Proof News souhaitait obtenir les réactions des propriétaires de chaînes présentés dans cette histoire. Ceux qui ont réussi à s’en procurer ignoraient que leurs données servaient à entraîner l’IA. Parmi les surpris figuraient les producteurs des émissions Crash Course et SciShow, qui sont les piliers de l'empire vidéo éducatif des frères Hank et John Green. "Nous sommes déçus d'apprendre que notre contenu éducatif soigneusement conçu a été utilisé de cette manière sans notre consentement", a déclaré Julie Walsh Smith, PDG de la société de production Complexly, dans un communiqué.
Et les sous-titres de YouTube ne sont qu'un exemple parmi une série de vols de données destinés à entraîner l'IA, qui posent des problèmes aux industries créatives. Une chose similaire s'est produite lorsqu'ils ont utilisé un ensemble de plus de 180 000 livres (Books3) pour entraîner l'IA. Encore une fois, l’ensemble de données Pile a été utilisé. À l’époque, de nombreux auteurs poursuivaient en justice les sociétés d’IA pour utilisation non autorisée de leurs œuvres et pour violation présumée du droit d’auteur.

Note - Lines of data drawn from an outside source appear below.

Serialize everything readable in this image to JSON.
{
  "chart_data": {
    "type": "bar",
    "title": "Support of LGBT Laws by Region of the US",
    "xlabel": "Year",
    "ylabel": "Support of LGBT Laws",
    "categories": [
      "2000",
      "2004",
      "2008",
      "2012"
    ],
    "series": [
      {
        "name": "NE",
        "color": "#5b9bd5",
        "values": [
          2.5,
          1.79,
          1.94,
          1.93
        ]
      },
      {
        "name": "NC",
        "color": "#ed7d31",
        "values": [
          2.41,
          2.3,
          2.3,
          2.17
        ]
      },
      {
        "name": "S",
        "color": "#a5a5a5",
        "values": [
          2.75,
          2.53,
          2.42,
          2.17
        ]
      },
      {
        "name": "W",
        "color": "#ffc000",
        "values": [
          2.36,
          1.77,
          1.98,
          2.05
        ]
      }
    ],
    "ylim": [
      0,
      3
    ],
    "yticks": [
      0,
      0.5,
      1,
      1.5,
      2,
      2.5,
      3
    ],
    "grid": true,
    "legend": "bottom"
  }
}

Nous pouvons nous attendre à d’autres conflits similaires à l’avenir
La plupart des litiges en sont encore à leurs débuts, de sorte que les questions sur les permis et les sanctions potentielles restent en suspens. La base de données Pile a depuis été supprimée du site de téléchargement officiel, mais est toujours disponible sur les services de partage de fichiers.
Les entreprises qui développent l'intelligence artificielle défendent d'une manière ou d'une autre l'utilisation équitable et ne l'appellent pas un lieu, les créateurs en revanche ne sont pas d'accord avec cela et attendent une compensation ou une sorte de compensation pour l'utilisation, surtout si nous regardons l'avenir de telle manière que L'IA pourrait leur enlever une partie de leur activité.
C’est précisément à cause de tout ce qui précède que les créateurs se trouvent dans une grande incertitude. Les YouTubers se consacrent à plein temps à ajouter des mentions de droits d'auteur à leurs vidéos. Ils craignent que ce ne soit qu'une question de temps avant que l'IA soit capable de créer un contenu qui ressemble beaucoup au contenu qu'elle produit elle-même – ou même d'en créer une imitation parfaite.
Pakman, le créateur de The David Pakman Show, a récemment eu un avant-goût de la puissance de l'intelligence artificielle en surfant sur TikTok. Il est tombé sur une vidéo présentée comme un enregistrement du commentateur politique américain Tucker Carlson, mais lorsqu'il l'a regardée, il est resté sans voix. Cela ressemblait à Carlson, mais il reconnaissait exactement les mots répétés qu'il avait lui-même prononcés dans son émission YouTube. Il était encore plus inquiet car parmi tous les commentaires sous le clip, il n'en a trouvé qu'un seul qui le reconnaissait comme un faux, un clone de la voix de Carlson lisant le scénario de Pakman.
Ce sera un gros problème, car vous pouvez faire la même chose avec la voix de n'importe qui, estime Pakman.